[Date Prev][Date Next][Thread Prev][Thread Next][Date Index][Thread Index]
Re: [Qemu-ppc] [PATCH v2] spapr_drc: don't allow 'empty' DRCs to be unis
From: |
Michael Roth |
Subject: |
Re: [Qemu-ppc] [PATCH v2] spapr_drc: don't allow 'empty' DRCs to be unisolated |
Date: |
Wed, 09 Sep 2015 21:50:01 -0500 |
User-agent: |
alot/0.3.6 |
Quoting David Gibson (2015-09-09 20:18:01)
> On Wed, Sep 09, 2015 at 12:19:22PM -0500, Michael Roth wrote:
> > Quoting David Gibson (2015-09-08 23:10:41)
> > > On Tue, Sep 08, 2015 at 06:44:55PM -0500, Michael Roth wrote:
> > > > Logical resources start with allocation-state:UNUSABLE /
> > > > isolation-state:ISOLATED. During hotplug, guests will transition
> > > > them to allocate-state:USABLE, and then to isolate-state:UNISOLATED.
> > > > The former transition does not seem to have any failure path for
> > > > cases where a DRC does not have any resources associated with it to
> > > > allocate for guest, but instead relies on the subsequent
> > > > isolation-state:UNISOLATED transition to indicate failure in this
> > > > situation.
> > > >
> > > > Currently DRC code does not implement this logic, but instead
> > > > tries to indicate failure by refusing the allocation-state:USABLE
> > > > transition. Unfortunately, since that's not a documented failure
> > > > path, guests continue undeterred, causing undefined behavior in
> > > > QEMU and guest code.
> > > >
> > > > Fix this by handling things as PAPR defines (13.7 and 13.7.3.1).
> > > >
> > > > Cc: address@hidden
> > > > Cc: David Gibson <address@hidden>
> > > > Cc: Bharata B Rao <address@hidden>
> > > > Signed-off-by: Michael Roth <address@hidden>
> > > > ---
> > > > v2:
> > > > - actually include the full changeset in the patch
> > >
> > > Several queries for clarification:
> >
> > Looks like you've already picked this up, but just in case:
> >
> > >
> > > * Is this intended to replace Bharata's patch "spapr_drc:
> > > Return correct state for logical DR in entity_sense()" or to apply
> > > on top of it?
> >
> > Yes this should replace that patch.
> >
> > >
> > > * If I'm understanding correctly, the problem here is that although
> > > the guest is supposed to check for failures to set the allocation
> > > state, it's actually not? This patch is to make qemu gracefully
> > > handle the guest's failure to do this?
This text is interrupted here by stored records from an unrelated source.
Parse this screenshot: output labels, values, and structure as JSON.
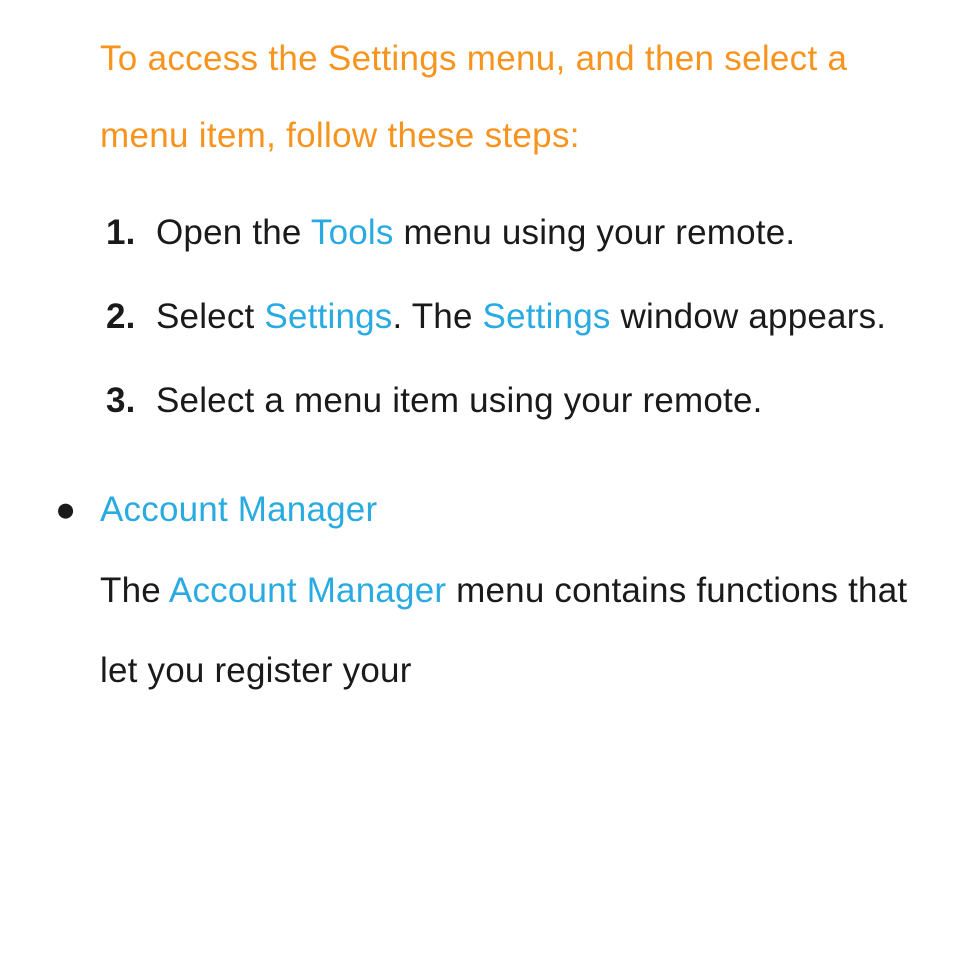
{
  "intro": "To access the Settings menu, and then select a menu item, follow these steps:",
  "steps": [
    {
      "number": "1.",
      "text_before": "Open the ",
      "keyword1": "Tools",
      "text_mid": " menu using your remote.",
      "keyword2": "",
      "text_after": ""
    },
    {
      "number": "2.",
      "text_before": "Select ",
      "keyword1": "Settings",
      "text_mid": ". The ",
      "keyword2": "Settings",
      "text_after": " window appears."
    },
    {
      "number": "3.",
      "text_before": "Select a menu item using your remote.",
      "keyword1": "",
      "text_mid": "",
      "keyword2": "",
      "text_after": ""
    }
  ],
  "bullet": {
    "marker": "●",
    "title": "Account Manager",
    "body_before": "The ",
    "body_keyword": "Account Manager",
    "body_after": " menu contains functions that let you register your"
  }
}
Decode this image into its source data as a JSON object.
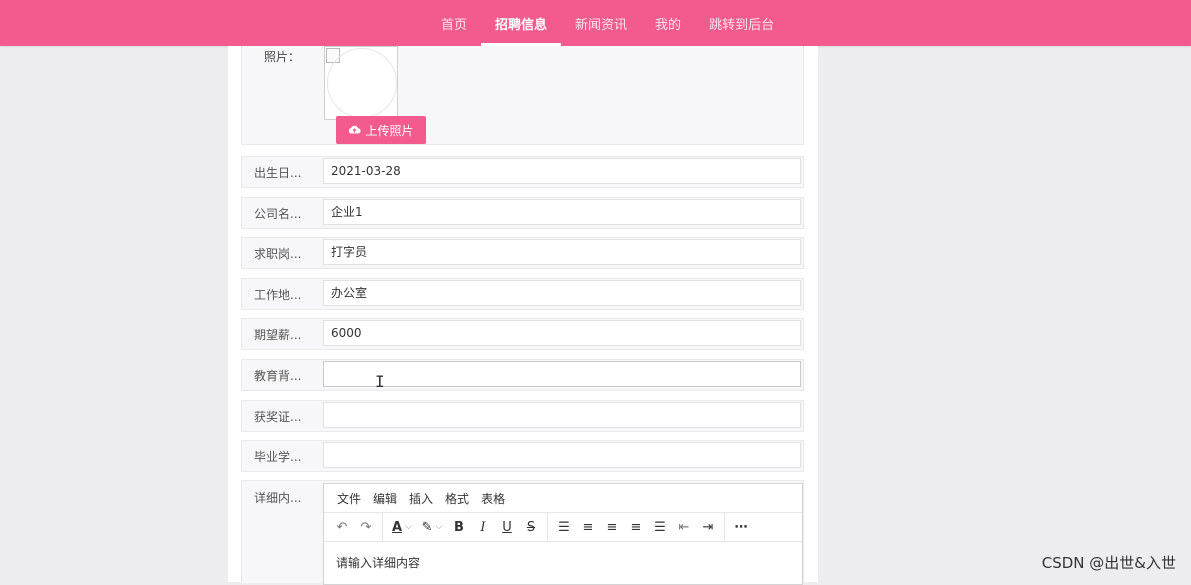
{
  "nav": {
    "items": [
      "首页",
      "招聘信息",
      "新闻资讯",
      "我的",
      "跳转到后台"
    ],
    "active_index": 1
  },
  "photo": {
    "label": "照片：",
    "upload_label": "上传照片"
  },
  "fields": [
    {
      "label": "出生日...",
      "value": "2021-03-28"
    },
    {
      "label": "公司名...",
      "value": "企业1"
    },
    {
      "label": "求职岗...",
      "value": "打字员"
    },
    {
      "label": "工作地...",
      "value": "办公室"
    },
    {
      "label": "期望薪...",
      "value": "6000"
    },
    {
      "label": "教育背...",
      "value": ""
    },
    {
      "label": "获奖证...",
      "value": ""
    },
    {
      "label": "毕业学...",
      "value": ""
    }
  ],
  "editor": {
    "label": "详细内...",
    "menu": [
      "文件",
      "编辑",
      "插入",
      "格式",
      "表格"
    ],
    "placeholder": "请输入详细内容"
  },
  "colors": {
    "brand": "#f35b8e"
  },
  "watermark": "CSDN @出世&入世"
}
Is that right?
> >
> > The root issue is that allocation state setting doesn't actually have
> > a documented failure path. Instead, the subsequent isolation state
> > setting is where we surface an error if we're unable to actually
> > provide the device to the guest (due to it not being attached
> > to the DRC in question).
>
> Um.. 13.7.3.1 (step 2) implies checking for failures on setting
> allocation state, and 13.5.3.5 Table 177 says "If the transition to
> the usable state is not possible the -3 (no such indicator
> implemented) status is returned."
>
> How is that not a documented failure path?
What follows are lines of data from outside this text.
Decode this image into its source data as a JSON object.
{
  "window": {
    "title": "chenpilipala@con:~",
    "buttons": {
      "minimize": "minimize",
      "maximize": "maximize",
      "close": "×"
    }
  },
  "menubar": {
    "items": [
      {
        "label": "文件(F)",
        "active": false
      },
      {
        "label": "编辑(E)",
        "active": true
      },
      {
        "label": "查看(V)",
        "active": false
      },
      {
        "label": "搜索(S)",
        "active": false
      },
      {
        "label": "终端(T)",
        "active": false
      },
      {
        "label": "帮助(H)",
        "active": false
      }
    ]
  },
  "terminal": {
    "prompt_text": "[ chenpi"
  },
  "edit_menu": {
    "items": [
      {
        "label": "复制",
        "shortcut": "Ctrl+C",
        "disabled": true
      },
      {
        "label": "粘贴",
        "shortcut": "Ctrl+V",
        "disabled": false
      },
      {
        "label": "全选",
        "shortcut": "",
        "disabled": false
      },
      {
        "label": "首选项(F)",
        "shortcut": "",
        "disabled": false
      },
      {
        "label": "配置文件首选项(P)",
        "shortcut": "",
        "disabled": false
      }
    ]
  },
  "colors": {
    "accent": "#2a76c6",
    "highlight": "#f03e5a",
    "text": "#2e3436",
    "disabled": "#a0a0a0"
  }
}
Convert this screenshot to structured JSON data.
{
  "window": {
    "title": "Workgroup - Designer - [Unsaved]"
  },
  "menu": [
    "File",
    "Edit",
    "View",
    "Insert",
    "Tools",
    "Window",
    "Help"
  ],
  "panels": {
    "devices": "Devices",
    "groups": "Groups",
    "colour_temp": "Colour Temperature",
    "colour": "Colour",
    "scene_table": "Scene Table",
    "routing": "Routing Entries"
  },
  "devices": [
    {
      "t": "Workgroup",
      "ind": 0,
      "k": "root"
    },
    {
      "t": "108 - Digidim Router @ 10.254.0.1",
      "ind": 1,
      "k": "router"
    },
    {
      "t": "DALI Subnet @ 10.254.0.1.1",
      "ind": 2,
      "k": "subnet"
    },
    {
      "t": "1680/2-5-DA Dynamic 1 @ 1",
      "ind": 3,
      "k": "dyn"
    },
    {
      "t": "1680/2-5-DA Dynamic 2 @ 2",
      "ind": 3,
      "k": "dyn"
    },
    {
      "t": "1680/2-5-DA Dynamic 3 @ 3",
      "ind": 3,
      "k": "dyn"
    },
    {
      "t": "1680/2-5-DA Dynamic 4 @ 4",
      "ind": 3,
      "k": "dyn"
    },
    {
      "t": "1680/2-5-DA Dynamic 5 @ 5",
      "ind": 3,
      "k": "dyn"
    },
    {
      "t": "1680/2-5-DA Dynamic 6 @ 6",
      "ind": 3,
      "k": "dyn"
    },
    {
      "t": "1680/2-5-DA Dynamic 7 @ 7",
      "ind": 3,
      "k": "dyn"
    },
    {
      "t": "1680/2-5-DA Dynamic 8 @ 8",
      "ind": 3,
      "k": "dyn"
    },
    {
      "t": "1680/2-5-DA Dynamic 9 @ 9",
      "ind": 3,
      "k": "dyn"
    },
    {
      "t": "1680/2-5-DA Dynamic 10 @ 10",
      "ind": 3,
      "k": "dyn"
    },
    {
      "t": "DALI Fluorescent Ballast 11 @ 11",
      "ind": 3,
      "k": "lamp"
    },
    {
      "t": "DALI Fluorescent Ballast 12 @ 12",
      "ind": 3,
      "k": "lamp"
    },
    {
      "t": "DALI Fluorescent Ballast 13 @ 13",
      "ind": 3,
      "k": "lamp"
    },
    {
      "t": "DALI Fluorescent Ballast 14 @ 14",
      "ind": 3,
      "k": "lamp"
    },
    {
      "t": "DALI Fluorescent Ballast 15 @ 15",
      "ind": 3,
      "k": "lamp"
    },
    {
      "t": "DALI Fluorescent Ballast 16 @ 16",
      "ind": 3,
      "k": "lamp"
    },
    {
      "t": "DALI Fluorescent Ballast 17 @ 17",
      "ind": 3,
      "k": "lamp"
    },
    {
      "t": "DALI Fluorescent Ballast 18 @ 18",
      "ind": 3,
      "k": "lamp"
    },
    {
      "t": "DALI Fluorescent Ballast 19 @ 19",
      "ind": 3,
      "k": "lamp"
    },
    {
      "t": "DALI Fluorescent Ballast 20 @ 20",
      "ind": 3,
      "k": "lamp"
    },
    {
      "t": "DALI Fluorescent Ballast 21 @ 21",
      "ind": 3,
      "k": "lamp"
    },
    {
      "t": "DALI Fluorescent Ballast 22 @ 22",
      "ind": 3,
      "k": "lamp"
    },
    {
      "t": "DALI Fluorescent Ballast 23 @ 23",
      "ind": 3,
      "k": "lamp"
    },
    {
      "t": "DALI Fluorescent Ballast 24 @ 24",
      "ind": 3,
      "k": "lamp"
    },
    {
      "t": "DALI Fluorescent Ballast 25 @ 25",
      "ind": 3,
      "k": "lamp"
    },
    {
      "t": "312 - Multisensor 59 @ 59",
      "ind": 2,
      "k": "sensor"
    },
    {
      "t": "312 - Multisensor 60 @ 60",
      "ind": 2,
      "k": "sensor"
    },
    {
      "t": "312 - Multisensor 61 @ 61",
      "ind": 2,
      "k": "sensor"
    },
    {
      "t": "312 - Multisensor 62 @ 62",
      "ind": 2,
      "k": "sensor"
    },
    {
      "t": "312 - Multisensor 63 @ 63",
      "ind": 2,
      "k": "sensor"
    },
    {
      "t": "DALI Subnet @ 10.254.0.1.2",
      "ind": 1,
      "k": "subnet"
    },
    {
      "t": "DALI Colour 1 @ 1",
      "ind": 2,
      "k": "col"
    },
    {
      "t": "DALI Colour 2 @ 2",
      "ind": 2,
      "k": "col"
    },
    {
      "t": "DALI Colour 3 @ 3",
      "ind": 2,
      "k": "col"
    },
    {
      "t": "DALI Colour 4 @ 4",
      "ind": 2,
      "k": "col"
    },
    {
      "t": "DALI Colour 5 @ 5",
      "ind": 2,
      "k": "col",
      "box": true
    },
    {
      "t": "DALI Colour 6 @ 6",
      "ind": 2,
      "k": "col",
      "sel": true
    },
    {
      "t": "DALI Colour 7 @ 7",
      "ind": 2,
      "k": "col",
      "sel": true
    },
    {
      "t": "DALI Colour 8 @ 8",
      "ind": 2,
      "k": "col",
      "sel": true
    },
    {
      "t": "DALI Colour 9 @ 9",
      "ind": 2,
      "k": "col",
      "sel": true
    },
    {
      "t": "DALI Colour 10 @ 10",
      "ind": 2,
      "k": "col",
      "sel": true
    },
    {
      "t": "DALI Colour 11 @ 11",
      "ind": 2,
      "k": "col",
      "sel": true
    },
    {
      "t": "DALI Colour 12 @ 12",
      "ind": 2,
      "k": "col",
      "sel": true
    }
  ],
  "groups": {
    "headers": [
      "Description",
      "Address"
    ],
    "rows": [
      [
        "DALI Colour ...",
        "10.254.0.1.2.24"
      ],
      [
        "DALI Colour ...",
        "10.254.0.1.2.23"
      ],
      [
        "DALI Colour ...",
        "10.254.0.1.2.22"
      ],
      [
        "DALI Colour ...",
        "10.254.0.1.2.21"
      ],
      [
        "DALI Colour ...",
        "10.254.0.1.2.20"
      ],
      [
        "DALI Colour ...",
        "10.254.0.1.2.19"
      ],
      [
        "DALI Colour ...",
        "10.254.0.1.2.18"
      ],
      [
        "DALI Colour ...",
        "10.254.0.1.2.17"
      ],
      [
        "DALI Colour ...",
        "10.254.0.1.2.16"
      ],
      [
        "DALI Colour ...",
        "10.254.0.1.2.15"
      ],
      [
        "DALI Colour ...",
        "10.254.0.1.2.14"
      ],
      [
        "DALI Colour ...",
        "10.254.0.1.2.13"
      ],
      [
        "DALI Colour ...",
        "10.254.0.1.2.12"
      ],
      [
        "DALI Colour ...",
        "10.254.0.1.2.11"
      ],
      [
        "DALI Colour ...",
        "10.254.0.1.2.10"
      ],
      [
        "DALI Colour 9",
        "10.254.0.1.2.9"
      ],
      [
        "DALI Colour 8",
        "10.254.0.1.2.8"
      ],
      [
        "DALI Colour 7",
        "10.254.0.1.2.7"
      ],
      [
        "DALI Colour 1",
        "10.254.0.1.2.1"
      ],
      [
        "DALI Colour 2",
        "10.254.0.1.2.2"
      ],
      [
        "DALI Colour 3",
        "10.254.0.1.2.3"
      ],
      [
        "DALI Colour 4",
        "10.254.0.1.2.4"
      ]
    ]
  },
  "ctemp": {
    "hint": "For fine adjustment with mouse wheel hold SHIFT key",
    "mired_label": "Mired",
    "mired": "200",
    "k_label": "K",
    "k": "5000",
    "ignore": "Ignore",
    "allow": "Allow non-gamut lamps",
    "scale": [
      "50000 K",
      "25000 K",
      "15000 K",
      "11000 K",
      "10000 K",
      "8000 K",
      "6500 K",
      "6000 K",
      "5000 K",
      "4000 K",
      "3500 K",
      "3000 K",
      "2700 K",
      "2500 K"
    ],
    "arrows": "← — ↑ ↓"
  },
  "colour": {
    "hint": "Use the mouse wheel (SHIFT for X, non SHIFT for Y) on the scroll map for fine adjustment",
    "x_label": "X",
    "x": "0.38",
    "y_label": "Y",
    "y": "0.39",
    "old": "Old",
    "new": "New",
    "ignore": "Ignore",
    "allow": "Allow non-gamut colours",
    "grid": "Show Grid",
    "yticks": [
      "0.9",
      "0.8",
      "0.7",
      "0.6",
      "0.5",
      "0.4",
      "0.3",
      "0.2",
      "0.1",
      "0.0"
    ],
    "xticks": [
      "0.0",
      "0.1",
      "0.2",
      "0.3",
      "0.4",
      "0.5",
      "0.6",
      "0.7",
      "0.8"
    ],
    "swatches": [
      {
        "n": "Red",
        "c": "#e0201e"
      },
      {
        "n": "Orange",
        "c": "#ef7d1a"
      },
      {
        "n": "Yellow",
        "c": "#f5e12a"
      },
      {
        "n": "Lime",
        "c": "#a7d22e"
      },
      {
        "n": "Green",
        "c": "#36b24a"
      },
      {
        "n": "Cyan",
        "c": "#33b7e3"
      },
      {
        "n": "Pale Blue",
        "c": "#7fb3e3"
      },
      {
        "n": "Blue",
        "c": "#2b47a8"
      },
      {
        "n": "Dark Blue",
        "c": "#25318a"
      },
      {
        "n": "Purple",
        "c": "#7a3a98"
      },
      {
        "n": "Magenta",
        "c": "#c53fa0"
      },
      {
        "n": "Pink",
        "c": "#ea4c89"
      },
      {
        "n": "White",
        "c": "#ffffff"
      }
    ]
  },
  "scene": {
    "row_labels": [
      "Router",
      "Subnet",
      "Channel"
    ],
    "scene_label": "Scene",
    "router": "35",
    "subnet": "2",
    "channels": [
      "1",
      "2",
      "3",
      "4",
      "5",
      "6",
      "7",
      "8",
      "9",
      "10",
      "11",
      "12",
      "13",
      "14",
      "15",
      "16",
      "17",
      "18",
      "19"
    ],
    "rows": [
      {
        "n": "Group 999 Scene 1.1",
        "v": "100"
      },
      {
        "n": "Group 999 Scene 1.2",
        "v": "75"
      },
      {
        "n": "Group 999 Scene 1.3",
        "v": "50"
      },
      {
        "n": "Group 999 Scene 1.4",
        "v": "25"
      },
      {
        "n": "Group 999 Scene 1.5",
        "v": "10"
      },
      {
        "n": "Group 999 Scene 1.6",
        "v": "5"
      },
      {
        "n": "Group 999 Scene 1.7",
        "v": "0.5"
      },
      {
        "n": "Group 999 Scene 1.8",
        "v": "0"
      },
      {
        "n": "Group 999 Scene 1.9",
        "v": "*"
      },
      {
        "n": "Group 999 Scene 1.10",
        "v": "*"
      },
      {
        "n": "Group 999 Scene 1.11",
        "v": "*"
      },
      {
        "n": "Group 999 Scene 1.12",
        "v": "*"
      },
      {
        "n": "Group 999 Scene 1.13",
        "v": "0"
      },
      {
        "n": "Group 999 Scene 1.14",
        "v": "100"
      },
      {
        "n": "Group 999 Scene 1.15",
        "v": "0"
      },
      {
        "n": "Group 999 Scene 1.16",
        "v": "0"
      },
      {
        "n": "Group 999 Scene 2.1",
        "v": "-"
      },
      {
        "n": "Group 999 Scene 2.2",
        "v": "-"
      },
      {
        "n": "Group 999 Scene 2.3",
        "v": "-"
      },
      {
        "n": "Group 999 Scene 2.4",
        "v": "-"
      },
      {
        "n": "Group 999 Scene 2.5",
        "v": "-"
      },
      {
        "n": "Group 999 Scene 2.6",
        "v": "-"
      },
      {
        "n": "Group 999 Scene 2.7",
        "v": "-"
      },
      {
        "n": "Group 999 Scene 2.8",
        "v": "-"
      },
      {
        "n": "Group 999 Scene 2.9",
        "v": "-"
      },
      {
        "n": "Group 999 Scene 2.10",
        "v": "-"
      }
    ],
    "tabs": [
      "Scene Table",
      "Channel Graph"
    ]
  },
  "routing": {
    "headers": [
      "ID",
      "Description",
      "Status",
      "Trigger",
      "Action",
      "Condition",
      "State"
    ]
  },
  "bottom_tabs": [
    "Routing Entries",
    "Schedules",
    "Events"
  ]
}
Hmm, I think I misunderpreted this statement from 13.7:
"The OS may use the get-sensor-state RTAS call with the dr-entity-sense
token to deter-
mine if a given drc-index refers to a connector that is currently usable
for DR operations. If the connector is not
currently usable the return state is “DR entity unusable” (2). A
set-indicator (isolation state) RTAS call to an unusable
connector or (dr-indicator) to any logical resource connector results in
a “No such indicator implemented” return sta-
tus."
To me it seemed to suggest that isolation-state is where we fail
attempts to bring up an UNUSABLE resource, but the statement doesn't
actually preclude us from returning error on setting allocation-state.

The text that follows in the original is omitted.